Посадил я его на передний багажник, и мы поехали. Поскольку старик говорил только на хинди, он молча показывал мне рукой, куда надо ехать. Далековато. Уже час кручу педали. Приехали в богатый квартал на берегу моря. Кругом одни прекрасные виллы – и больше ничего. По знаку тестюшки остановился и стал наблюдать. Он достал из-под туники круглый белый камень, опустился на колени перед первой ступенькой лестницы и стал катать камень по ступеньке, что-то при этом напевая. Через несколько минут появилась женщина в индийском наряде и, приблизившись к нему, что-то отдала, не говоря ни слова.
Он переходил от одного дома к другому, и эта история повторялась вплоть до четырех часов. Я долго терялся в догадках, но так и не смог ничего понять. Из последней виллы к нему вышел уже мужчина в белых одеждах. Он поднял старика с колен и, взяв под руку, увел в дом. Прошло более четверти часа. Наконец старик вышел из дома, опять-таки в сопровождении этого господина. Тот перед расставанием поцеловал старика в лоб или, скорее всего, в седые волосы. Затем мы отправились домой, и я жал изо всех сил на педали, чтобы приехать пораньше, потому что на часах было уже около пяти.
К счастью, домой успели добраться еще засветло. Моя прекрасная Индара сначала проводила отца в его комнату, а вернувшись, бросилась мне на шею и принялась целовать как сумасшедшая, после чего потащила в ванную, чтобы я принял душ. Свежее и чистое белье уже наготове. Я помылся, побрился, переоделся и сел за стол. Индара, как обычно, ухаживает за мной. Пытаюсь заговорить, но она все крутится туда-сюда, делая вид, что очень занята. Тянет время, чтобы я не приставал с расспросами. Я сгораю от нетерпения, но четко знаю, что индуса или китайца никогда понуждать рассказать о чем-то нельзя. Нужно сначала выждать некоторое время, а затем спрашивать. Потом они сами расскажут обо всем, понимая, что ты ждешь к себе доверия, а когда они, в свою очередь, убедятся, что тебе можно доверять, они так и сделают. Так оно и вышло с моей Индарой.
Уже в постели после затяжного любовного акта Индара, расслабленная, прижалась горячей щекой к моей голой руке, стала говорить как бы отрешенно, не глядя на меня:
– Ты знаешь, дорогой, когда папа отправляется за золотом, он никому не причиняет зла. Напротив, он призывает духов, чтобы они охраняли дом, где он катает камень. В знак благодарности ему дают кусочек золота. Это старинный яванский обычай. Мы ведь приехали с Явы.
Вот что поведала мне моя принцесса. Но однажды на рынке со мной заговорила ее подруга. Я был один: Индара еще не дошла, а Квик-Квик с одноруким еще не подъехали. Красивая девушка, тоже с Явы, рассказала мне нечто совсем другое:
– Почему ты работаешь, раз живешь с дочерью колдуна? Ни стыда у нее, ни совести! Поднимает тебя в такую рань, даже если идет дождь. С тем золотом, что получает ее отец, ты мог бы и не работать! Уж если бы она любила тебя, то не будила бы ни свет ни заря!
– А чем занимается ее отец? Расскажи мне, я ничего не знаю.
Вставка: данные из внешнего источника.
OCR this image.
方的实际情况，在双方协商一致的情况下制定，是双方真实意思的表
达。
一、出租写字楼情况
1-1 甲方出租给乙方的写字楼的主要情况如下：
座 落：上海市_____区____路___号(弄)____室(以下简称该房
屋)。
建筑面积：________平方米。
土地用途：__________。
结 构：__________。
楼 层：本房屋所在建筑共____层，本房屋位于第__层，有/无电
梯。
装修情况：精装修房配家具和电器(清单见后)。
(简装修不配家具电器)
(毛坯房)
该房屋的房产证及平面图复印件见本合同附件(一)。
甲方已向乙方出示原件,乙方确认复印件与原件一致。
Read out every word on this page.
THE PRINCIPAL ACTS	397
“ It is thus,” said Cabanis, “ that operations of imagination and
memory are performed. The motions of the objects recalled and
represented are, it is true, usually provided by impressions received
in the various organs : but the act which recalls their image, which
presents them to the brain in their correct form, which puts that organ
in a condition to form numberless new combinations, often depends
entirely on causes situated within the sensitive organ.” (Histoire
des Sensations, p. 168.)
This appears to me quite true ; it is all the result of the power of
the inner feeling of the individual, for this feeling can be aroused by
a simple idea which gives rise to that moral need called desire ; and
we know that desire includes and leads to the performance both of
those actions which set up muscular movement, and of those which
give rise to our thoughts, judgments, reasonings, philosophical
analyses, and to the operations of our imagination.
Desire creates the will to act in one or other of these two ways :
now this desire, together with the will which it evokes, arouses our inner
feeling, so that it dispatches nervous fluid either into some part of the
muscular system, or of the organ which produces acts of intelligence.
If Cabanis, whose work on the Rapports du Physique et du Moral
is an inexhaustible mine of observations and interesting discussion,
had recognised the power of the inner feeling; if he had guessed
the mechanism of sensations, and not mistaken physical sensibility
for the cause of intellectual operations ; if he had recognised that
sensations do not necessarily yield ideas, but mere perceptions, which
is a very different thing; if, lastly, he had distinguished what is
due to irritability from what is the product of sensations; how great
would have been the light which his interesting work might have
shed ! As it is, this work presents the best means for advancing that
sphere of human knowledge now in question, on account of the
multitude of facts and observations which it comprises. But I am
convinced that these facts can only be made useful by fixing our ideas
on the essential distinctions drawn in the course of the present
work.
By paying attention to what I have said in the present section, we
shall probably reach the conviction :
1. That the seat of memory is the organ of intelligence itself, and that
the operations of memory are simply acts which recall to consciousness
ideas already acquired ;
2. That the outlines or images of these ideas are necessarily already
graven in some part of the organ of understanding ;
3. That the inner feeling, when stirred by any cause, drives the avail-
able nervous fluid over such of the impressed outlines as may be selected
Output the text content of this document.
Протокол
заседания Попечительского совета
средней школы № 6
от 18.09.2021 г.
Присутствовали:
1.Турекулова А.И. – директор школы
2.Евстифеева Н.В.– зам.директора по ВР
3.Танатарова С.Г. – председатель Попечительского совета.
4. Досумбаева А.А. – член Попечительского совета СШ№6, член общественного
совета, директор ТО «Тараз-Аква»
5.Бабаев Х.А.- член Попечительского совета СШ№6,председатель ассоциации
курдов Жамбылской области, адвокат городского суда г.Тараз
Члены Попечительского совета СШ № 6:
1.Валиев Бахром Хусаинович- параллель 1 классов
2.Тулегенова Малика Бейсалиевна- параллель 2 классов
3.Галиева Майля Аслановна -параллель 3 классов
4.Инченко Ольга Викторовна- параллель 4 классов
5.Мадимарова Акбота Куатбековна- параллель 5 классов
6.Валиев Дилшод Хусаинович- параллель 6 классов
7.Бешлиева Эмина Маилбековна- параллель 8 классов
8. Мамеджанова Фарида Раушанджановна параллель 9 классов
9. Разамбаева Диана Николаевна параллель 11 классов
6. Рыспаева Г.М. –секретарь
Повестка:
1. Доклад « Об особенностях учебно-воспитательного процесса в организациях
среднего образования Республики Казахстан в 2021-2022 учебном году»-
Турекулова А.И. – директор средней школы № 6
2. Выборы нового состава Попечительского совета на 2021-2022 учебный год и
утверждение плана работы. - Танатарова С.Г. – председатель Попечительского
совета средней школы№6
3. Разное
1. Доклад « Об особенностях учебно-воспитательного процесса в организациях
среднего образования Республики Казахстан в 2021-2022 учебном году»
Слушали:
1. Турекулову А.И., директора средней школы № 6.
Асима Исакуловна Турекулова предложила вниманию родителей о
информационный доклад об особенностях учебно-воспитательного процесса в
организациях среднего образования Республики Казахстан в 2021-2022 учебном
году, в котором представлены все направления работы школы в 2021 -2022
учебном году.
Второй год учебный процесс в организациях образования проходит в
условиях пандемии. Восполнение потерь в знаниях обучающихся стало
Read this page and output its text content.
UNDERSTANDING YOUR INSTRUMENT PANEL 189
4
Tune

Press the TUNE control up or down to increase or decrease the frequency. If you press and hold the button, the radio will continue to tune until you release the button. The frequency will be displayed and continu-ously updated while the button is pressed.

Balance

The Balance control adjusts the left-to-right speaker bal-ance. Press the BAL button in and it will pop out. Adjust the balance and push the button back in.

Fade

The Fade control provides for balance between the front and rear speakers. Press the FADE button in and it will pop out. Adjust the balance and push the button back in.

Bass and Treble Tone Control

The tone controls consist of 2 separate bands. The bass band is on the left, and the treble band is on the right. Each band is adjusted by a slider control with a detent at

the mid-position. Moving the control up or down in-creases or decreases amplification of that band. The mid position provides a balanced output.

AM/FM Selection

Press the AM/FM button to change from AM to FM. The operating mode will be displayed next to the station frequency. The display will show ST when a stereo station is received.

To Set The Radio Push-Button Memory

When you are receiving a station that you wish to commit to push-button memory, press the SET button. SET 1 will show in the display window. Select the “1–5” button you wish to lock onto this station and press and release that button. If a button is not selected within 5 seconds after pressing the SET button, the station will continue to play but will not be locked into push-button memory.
– Ее отец – колдун с Явы. Стоит ему захотеть, он накличет смерть на тебя и твою семью. Единственный способ отвратить колдовство, которое он напускает с помощью волшебного камня, – дать ему золота. Тогда он начинает катать камень в другую сторону и отгоняет смерть, а заодно отвращает все несчастья от человека, призывает здоровье и благополучие для него, его близких и всего его дома.
– Индара не говорила мне ничего подобного.
Я решил проверить, кто из них прав. Несколько дней спустя я оказался с моим длиннобородым тестюшкой на берегу речки, пересекавшей квартал Пенитенс-Риверз и впадавшей в Демерару. На лицах рыбаков был написан страх. Они спешили предложить ему рыбину и тут же отгребали от берега. Я все понял. Расспрашивать еще кого-нибудь уже не было никакой необходимости.
Лично мне тестюшка-индус не доставлял особых хлопот. Он говорит со мной только на хинди и полагает, что я понимаю немного. На самом деле я никак не могу уловить, что он хочет сказать. Но, с другой стороны, это и хорошо – между нами не возникает никаких разногласий. И все же он подыскал для меня работенку: я наношу татуировку на лоб девочкам-подросткам от тринадцати до пятнадцати лет. Иногда он обнажает им грудь, и я рисую листья или лепестки цветов зеленой, розовой и голубой тушью, обводя в центре сосок, который после этого торчит, словно пестик. Самые храбрые – а это очень больно – соглашаются на ярко-желтое кольцо вокруг соска, но еще реже – на желтую татуировку самого соска.